Cityseelsorge lädt ein
Vor dem Café rechts ein Stand mit Grußkarten, keine scheint so richtig fromm. Dabei ist das eigentlich ein frommer Ort, wenn man so will: Die katholische Kirche lädt hier ein zur Begegnung. In der Großstadt Oldenburg, in das Forum St. Peter, Zentrum der Cityseelsorge. Begegnung mit Lautstärke. Die Gespräche in den verschiedenen Ecken bleiben nicht leise.
Begegnung geht auch vor der Tür: Zwischen dem Forumsgebäude und der Kirche St. Peter haben sich zwei Frauen an Tische gesetzt. Alles in allem: In zehn Minuten hat der Beobachter mehr als 20 Menschen gezählt, die das Forum betreten haben. Den ganzen Tag über sind es „regelmäßig Dutzende“, sagt Jan Magunski, seit einem halben Jahr Pfarrer im Forum St.

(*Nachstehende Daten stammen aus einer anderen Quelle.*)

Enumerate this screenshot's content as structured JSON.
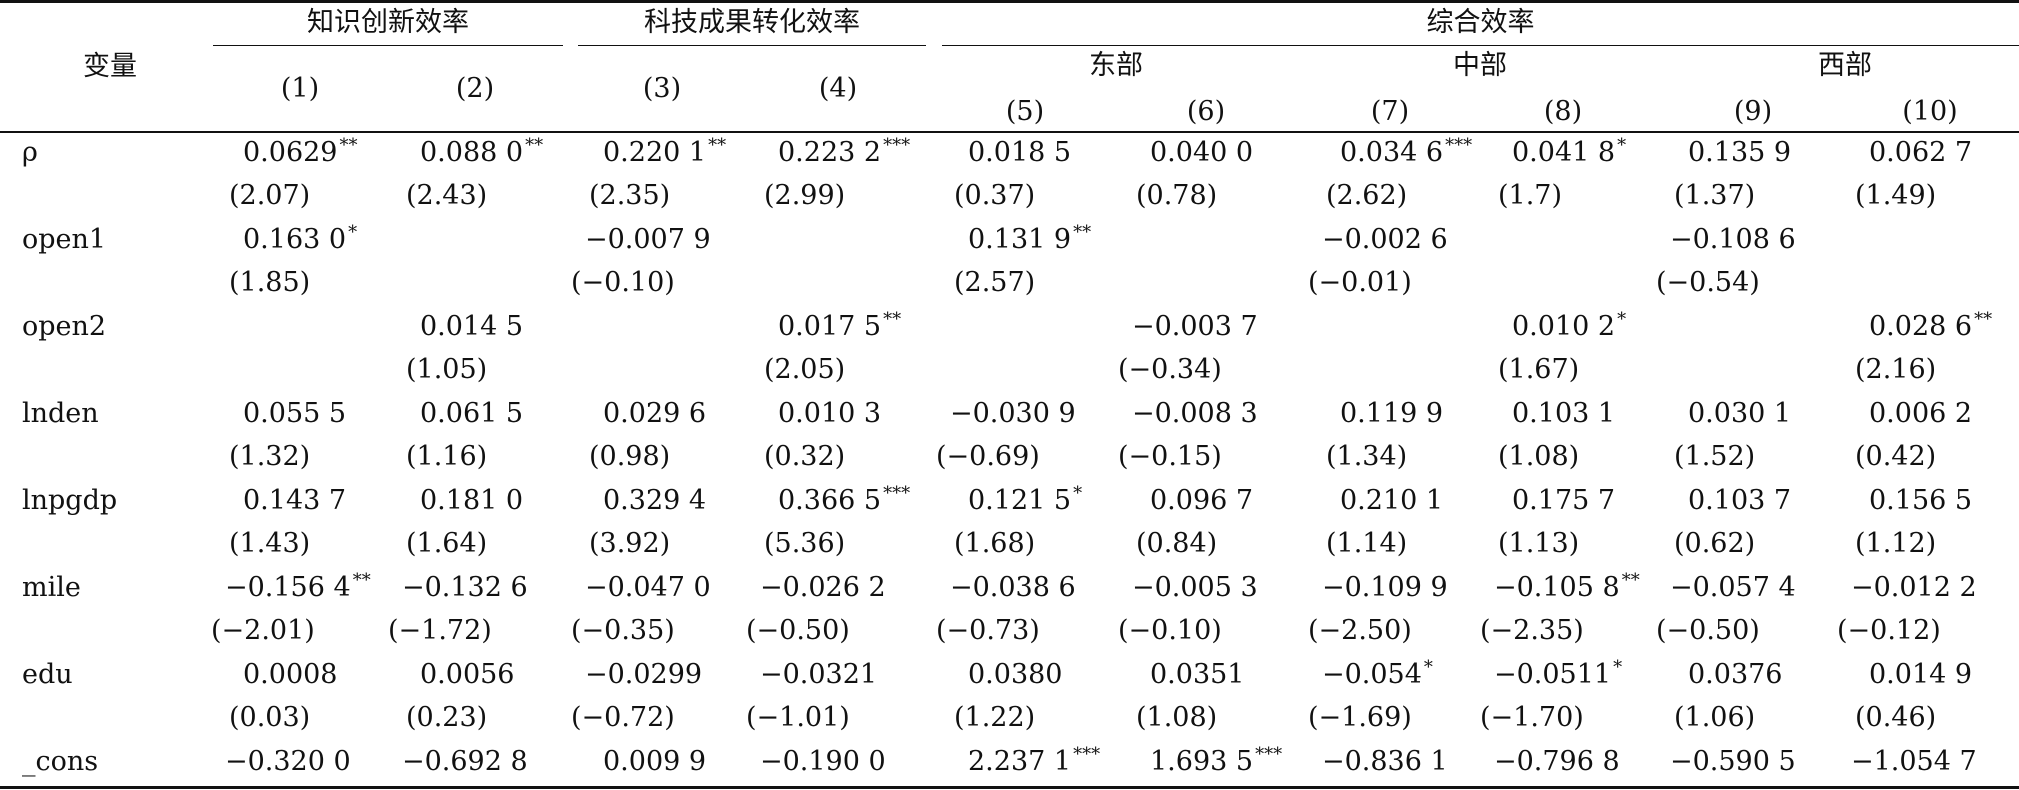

Peter.
Auf dem Weg zur Caritas
Nicht alle wollen direkt das Forum besuchen. Manche gehen an Rezeption und Café vorbei zum Treppenaufgang mit dem großen Caritas-Logo. Wer ungewollt ein Kind bekommt – er findet dort Hilfe. Wem die Bank den Dispo sperrt – er findet dort Hilfe. Wer seine Partnerschaft zerbrechen sieht – er findet dort Hilfe.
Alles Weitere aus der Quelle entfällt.